Mullenweg, who has led an iterative approach to development throughout WordPress’ history, is wary of latching onto distribution as the only way forward.
@Krogsgard No one is against iteration. It's: iterate in plugin with low stakes, or iterate in core, shipping to tens of millions of sites?
— Matt Mullenweg (@photomatt) February 8, 2016
The larger WordPress’ usage becomes, the louder its footsteps are heard. Iterating on the REST API in core, with distribution to millions of sites, may affect the web in ways contributors cannot yet anticipate. As they say, heavy is the head that wears the crown. The ripples extend beyond WordPress sites to the outside platforms that will also consume the API.

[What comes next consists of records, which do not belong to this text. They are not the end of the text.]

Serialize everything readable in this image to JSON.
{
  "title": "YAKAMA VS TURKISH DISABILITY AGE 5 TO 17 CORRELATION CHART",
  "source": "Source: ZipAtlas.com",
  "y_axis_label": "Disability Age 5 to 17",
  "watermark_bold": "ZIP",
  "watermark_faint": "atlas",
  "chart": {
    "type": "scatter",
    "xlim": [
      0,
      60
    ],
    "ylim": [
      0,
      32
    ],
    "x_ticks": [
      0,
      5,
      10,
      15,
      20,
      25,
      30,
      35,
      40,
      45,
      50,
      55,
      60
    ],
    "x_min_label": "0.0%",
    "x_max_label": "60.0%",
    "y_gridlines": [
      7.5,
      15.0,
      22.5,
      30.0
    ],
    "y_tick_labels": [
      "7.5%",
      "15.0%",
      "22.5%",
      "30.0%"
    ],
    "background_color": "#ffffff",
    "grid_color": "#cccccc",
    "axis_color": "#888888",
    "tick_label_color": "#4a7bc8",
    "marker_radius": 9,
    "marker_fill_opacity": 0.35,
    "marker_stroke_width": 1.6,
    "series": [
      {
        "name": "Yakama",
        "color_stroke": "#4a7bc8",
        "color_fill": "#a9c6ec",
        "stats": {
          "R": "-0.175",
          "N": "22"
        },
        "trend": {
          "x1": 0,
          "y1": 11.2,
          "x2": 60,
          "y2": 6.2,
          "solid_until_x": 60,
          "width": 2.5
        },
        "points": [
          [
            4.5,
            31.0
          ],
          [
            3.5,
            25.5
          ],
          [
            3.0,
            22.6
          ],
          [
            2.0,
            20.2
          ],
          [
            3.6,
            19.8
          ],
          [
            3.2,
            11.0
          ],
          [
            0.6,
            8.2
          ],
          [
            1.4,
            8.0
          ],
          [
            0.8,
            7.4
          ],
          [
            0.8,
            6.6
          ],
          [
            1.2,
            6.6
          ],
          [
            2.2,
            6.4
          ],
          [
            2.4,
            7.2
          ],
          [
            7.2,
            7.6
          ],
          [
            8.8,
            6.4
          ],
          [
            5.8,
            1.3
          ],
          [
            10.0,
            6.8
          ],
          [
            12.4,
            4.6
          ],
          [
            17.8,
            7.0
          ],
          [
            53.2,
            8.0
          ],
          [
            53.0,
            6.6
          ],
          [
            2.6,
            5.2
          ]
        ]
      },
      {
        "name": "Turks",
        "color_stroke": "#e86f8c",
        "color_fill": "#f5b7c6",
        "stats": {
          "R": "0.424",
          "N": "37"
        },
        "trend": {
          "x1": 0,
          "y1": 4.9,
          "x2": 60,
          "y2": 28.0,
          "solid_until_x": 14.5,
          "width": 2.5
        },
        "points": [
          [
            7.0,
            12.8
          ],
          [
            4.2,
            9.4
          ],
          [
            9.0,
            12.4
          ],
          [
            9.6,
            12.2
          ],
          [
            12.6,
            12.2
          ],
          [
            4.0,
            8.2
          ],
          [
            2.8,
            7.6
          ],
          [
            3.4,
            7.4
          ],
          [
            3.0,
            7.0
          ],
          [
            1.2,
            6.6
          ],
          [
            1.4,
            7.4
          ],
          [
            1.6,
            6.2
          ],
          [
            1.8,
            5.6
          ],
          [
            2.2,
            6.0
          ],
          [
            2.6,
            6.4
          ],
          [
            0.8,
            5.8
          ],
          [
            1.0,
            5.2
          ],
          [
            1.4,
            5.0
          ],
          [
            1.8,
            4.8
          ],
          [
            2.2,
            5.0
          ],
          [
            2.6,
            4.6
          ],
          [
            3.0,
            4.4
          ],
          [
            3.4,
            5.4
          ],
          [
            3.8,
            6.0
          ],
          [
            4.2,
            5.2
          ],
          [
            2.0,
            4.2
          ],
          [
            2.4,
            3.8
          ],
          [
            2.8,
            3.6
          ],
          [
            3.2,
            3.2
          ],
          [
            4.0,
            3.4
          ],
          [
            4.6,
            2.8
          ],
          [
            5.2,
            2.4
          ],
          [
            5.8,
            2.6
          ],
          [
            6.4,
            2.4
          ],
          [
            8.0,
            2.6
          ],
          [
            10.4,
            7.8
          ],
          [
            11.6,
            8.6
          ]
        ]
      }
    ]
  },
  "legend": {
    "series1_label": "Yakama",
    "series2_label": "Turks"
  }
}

Contributors are still discussing the nuances of iterative development in core vs. delivering a more complete API. Meanwhile, adoption is stilted by the uncertainty surrounding the project and the fact that it still carries a plugin dependency. It’s not yet clear whether WordPress contributors will dig in and push for inclusion of the endpoints against Mullenweg’s recommendation or whether they will opt to spend more time polishing the existing endpoints. If the WP REST API team is required to ensure that the API can support a wp-admin replacement, it may not land in core until the end of this year or later.
Josh Pollock on twitter regarding Matt’s objections:
I agree 100%. Matt has failed to make any coherent argument regarding the downsides of merging the API as-is. His post “Chicken and Egg” was incredibly thin compared to Ryan McCue’s “Progressive Enhancement With the WordPress REST API”.